Origins
A golf-like game is recorded as taking place on 26 February 1297, in the Netherlands, in a city called Loenen aan de Vecht, where the Dutch played a game with a stick and leather ball. The winner was whoever hit the ball with the least number of strokes into a target several hundred yards away. Some scholars argue that this game of putting a small ball in a hole in the ground using golf clubs was also played in 17th-century Netherlands and that this predates the game in Scotland. There are also other reports of earlier accounts of a golf-like game from continental Europe.
In April 2005, new evidence re-invigorated the debate concerning the origins of golf.

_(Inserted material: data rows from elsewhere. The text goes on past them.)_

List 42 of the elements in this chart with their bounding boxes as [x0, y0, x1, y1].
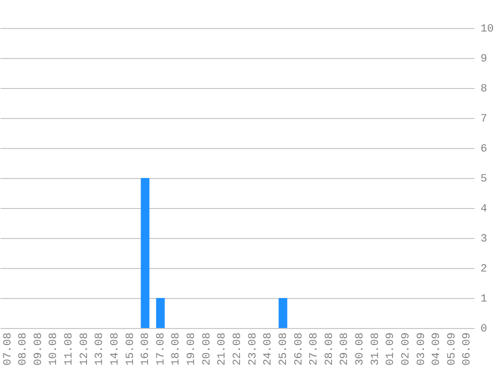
x-tick-label: 29.08: [339, 332, 352, 366]
x-tick-label: 31.08: [370, 332, 382, 366]
x-tick-label: 18.08: [170, 332, 183, 366]
x-tick-label: 10.08: [48, 332, 60, 366]
x-tick-label: 09.08: [32, 332, 45, 366]
y-tick-label: 10: [480, 24, 494, 36]
y-tick-label: 0: [480, 324, 488, 336]
x-tick-label: 07.08: [2, 332, 14, 366]
x-tick-label: 24.08: [262, 332, 275, 366]
x-tick-label: 14.08: [109, 332, 122, 366]
x-tick-label: 15.08: [124, 332, 137, 366]
y-tick-label: 7: [480, 114, 488, 126]
x-tick-label: 05.09: [446, 332, 458, 366]
x-tick-label: 03.09: [416, 332, 428, 366]
y-tick-label: 8: [480, 84, 488, 96]
y-tick-label: 6: [480, 144, 488, 156]
x-tick-label: 19.08: [186, 332, 198, 366]
x-tick-label: 26.08: [293, 332, 306, 366]
x-tick-label: 04.09: [431, 332, 444, 366]
x-tick-label: 06.09: [462, 332, 474, 366]
x-tick-label: 13.08: [94, 332, 106, 366]
y-tick-label: 3: [480, 234, 488, 246]
x-tick-label: 20.08: [201, 332, 214, 366]
x-tick-label: 16.08: [140, 332, 152, 366]
x-tick-label: 28.08: [324, 332, 336, 366]
x-tick-label: 21.08: [216, 332, 229, 366]
y-tick-label: 5: [480, 174, 488, 186]
x-tick-label: 11.08: [64, 332, 76, 366]
y-tick-label: 4: [480, 204, 488, 216]
y-tick-label: 9: [480, 54, 488, 66]
x-tick-label: 01.09: [385, 332, 398, 366]
x-tick-label: 17.08: [155, 332, 168, 366]
x-tick-label: 25.08: [278, 332, 290, 366]
x-tick-label: 23.08: [247, 332, 260, 366]
x-tick-label: 12.08: [78, 332, 91, 366]
y-tick-label: 2: [480, 264, 488, 276]
x-tick-label: 22.08: [232, 332, 244, 366]
x-tick-label: 27.08: [308, 332, 321, 366]
x-tick-label: 02.09: [400, 332, 412, 366]
y-tick-label: 1: [480, 294, 488, 306]
x-tick-label: 30.08: [354, 332, 367, 366]
x-tick-label: 08.08: [18, 332, 30, 366]
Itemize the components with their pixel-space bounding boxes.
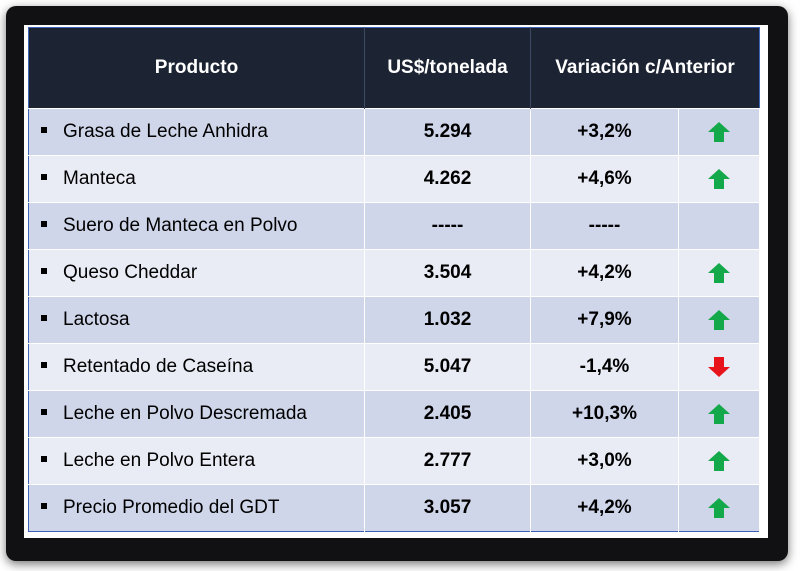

Recent evidence unearthed by Prof. Ling Hongling of Lanzhou University suggests that a game similar to modern-day golf was played in China since Southern Tang Dynasty, 500 years before golf was first mentioned in Scotland.
Dōngxuān Records (Chinese: 東軒錄) from the Song Dynasty (960–1279) describes a game called chuíwán (捶丸) and also includes drawings of the game. It was played with 10 clubs including a cuanbang, pubang, and shaobang, which are comparable to a driver, two-wood, and three-wood. Clubs were inlaid with jade and gold, suggesting chuíwán was for the wealthy. Chinese archive includes references to a Southern Tang official who asked his daughter to dig holes as a target. Ling suggested chuíwán was exported to Europe and then Scotland by Mongolian travellers in the late Middle Ages.